Interview von Rita Huber
mit Monika Dimböck - Oktober 2013

 

So selbstverständlich wie an jedem Sonntag Gottesdienst gefeiert wird, so selbstverständlich ist auch die Kirche geschmückt. Und damit verbunden ist allen bekannt, unsere Kirchendienerin Monika Dimböck. 

Monika, seit wann bist du mit dieser ehrenwerten Aufgabe betraut? 

Bald ein viertel Jahrhundert. Und es macht mir immer noch Freude. Unter Pfarrer Bik’s Zeiten begann alles. Die Pfarrersgattin Gisela hat das eingefädelt, so wurde ich Nachfolgerin von Karl Lehner. 

Wie viele Stunden benötigst du um die Kirche zu schmücken? 

Stunden gezählt habe ich noch nie. Manches wird routinierter, aber es ist eine lebendige Arbeit, da vergeht die Zeit ganz schnell. Ich mache es mit Leib und Seele, überlege was passt und setze meine kreative Ader ein. Es ist ein kleiner Nebenverdienst und versichert bin ich auch. 

Wer steuert das Schmuckmaterial bei und wer entscheidet was genommen wird? 

Das Beste bei meiner Arbeit ist die Selbstständigkeit, ich muss niemand fragen. Wenn ich was im Garten abschneiden kann oder auf Wiesen und Wald finde bin ich zufrieden. 

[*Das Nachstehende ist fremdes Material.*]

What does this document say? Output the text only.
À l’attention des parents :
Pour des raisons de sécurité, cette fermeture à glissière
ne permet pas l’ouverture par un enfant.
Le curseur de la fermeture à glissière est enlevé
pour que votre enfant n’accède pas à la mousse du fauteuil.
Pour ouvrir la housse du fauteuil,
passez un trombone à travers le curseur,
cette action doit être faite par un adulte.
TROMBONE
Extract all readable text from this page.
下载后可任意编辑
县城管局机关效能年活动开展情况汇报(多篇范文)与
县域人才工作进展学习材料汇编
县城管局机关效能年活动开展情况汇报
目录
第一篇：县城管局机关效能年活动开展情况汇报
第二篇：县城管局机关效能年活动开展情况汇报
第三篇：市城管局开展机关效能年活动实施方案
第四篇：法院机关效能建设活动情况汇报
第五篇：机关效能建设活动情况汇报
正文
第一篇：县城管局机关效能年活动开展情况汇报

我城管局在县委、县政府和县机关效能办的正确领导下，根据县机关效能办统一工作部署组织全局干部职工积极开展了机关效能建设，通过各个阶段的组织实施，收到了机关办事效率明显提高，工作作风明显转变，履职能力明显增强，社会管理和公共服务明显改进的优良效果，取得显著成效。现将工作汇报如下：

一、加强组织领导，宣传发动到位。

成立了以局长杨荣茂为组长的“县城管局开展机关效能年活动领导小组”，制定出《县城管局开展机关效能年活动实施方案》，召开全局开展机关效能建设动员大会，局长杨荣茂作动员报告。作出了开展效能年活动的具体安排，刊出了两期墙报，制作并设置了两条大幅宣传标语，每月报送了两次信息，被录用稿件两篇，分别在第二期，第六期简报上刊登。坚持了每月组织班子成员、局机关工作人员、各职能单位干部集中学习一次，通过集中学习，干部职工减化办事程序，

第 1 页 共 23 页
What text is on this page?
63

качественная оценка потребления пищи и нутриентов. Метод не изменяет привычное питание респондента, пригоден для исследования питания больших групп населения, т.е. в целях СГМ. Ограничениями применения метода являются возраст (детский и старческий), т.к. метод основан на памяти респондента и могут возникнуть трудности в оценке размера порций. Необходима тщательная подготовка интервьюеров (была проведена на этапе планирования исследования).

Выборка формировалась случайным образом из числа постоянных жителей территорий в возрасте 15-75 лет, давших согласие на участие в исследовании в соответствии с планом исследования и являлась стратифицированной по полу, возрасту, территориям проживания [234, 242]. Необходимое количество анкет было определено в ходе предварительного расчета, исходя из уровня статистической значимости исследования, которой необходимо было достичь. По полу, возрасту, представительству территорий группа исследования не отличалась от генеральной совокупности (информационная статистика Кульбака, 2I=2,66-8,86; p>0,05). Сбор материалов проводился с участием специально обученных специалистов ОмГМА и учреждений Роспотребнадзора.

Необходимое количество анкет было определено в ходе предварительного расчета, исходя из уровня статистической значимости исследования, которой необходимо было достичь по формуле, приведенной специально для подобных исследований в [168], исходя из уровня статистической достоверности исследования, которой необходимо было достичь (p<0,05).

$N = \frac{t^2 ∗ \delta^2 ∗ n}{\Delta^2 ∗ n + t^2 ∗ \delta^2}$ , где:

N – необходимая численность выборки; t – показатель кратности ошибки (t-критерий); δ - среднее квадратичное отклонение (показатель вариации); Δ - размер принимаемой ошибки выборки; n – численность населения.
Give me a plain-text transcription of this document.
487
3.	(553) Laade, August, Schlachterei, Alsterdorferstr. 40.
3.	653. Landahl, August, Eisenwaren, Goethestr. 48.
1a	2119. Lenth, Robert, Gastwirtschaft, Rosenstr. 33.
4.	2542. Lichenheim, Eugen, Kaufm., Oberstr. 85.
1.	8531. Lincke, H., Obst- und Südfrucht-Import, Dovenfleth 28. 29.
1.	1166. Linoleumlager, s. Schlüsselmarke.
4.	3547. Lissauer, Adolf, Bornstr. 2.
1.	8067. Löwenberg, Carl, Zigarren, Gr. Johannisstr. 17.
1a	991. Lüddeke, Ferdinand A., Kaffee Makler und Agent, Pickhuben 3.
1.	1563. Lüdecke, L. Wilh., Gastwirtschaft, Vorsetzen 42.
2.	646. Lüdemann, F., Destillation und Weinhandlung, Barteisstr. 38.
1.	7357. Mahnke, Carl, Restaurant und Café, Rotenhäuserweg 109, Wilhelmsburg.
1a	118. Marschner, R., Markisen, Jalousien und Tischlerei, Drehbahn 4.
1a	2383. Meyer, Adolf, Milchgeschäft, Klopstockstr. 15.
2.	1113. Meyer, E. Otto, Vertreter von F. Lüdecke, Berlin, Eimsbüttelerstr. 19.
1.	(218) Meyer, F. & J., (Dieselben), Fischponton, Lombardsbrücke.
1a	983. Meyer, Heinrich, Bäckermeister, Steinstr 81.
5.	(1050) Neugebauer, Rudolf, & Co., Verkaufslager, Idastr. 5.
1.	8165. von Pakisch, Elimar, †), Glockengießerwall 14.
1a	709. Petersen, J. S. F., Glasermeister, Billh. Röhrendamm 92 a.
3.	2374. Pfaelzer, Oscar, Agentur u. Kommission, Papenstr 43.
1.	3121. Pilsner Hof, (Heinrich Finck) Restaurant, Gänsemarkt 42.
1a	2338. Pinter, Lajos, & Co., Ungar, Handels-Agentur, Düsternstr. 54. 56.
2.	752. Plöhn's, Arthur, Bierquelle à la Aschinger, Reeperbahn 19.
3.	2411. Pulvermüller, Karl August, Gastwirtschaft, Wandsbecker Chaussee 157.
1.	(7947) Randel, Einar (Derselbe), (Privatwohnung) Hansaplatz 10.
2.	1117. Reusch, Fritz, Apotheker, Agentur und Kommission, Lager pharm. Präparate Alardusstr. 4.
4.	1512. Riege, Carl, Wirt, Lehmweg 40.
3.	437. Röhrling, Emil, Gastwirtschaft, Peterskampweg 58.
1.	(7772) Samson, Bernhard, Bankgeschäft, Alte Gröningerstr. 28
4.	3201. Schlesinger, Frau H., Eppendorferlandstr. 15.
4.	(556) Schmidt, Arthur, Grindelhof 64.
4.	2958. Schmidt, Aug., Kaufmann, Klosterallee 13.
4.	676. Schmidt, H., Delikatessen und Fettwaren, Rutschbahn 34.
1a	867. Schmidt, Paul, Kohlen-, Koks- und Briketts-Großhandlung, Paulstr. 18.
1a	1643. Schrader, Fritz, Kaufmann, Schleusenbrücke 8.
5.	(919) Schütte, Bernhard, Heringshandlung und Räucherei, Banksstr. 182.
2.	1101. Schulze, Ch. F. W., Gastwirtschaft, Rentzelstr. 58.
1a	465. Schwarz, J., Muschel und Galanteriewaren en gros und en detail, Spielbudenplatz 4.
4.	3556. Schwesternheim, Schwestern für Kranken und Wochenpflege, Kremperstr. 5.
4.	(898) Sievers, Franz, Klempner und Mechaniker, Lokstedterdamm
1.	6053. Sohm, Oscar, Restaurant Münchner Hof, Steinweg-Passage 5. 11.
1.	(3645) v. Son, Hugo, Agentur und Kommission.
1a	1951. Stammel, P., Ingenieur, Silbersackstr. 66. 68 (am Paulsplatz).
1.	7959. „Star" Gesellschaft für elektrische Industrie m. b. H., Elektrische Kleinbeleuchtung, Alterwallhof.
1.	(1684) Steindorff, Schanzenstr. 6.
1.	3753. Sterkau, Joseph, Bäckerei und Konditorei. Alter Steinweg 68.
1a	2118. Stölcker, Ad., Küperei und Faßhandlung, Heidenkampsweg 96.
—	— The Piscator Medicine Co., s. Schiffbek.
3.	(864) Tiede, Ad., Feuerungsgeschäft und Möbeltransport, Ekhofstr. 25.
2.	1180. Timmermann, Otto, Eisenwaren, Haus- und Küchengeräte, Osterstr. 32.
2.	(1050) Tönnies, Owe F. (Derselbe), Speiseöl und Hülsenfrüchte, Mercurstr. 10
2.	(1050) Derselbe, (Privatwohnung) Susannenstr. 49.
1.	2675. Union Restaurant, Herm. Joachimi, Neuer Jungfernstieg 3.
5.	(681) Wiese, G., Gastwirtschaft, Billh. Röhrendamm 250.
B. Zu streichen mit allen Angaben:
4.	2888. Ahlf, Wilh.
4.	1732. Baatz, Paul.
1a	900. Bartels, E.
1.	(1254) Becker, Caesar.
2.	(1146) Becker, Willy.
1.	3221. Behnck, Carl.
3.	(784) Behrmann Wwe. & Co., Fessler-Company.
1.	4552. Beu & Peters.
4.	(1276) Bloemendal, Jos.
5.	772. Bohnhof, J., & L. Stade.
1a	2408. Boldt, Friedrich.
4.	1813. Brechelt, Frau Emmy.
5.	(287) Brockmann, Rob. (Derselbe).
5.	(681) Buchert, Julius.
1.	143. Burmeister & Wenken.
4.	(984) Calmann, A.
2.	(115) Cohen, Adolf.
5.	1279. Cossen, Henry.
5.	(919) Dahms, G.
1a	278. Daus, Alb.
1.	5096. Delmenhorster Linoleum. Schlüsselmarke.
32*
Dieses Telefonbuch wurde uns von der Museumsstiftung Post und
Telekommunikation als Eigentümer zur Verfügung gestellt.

Manchmal muss ich auch Blumen kaufen. Ich denke, dass ich es recht mache. Bei großen Festen bekomme ich Unterstützung aus der Gemeinde. Den Schmuck bei Hochzeiten übernehmen die Brautpaare. 

Deine Aufgabe umfasst viel mehr, als den Kirchenschmuck? 

Natürlich, ich kümmere mich auch darum, dass alles sauber ist. Vom Kirchenplatz angefangen bis zu den Räumlichkeiten im Gemeindehaus einschließlich der WC’s. 

Auch hier werde ich von Helga Hinterhölzl tatkräftig unterstützt. Ob Kerzen für Altar und Luster da sind oder für die Abendmahlfeier alles bereit ist und auch ob die Paramente (Altartücher) gewechselt bzw. auch gewaschen werden müssen, das geht so nebenbei. Das Rasenmähen brauch ich, seit wir den Traktor haben, nicht mehr machen. 

Was ist deine Motivation? Noch dazu bist du ja auch Gemeindevertreterin. 

Kirchendienen ist mir beinahe in die Wiege gelegt worden. In der Familie meiner deutschen Mutter gab es ursprünglich auch Kirchendiener. Aber am meisten geprägt hat mich als kleines Kind das Erleben wohnten wir doch im evangelischen „99er Haus“. In dieser Zeit war mein Vater viele Jahre Kirchendiener. So hab ich als selbstverständlich erlebt, dass das Dienen an der Kirche auch das Aufsperren oder auch manchmal das Betätigen des Glockenläutens beinhaltet. Die Zeit kann ich mir Großteils selber einteilen, sonntags muss man halt da sein. 

Monika ist so bescheiden, dass sie gar nicht in den Vordergrund gestellt werden will. Wir jedenfalls danken ihr und hoffen, dass sie dieses wichtige und für sie erfüllende Amt noch lange ausüben kann.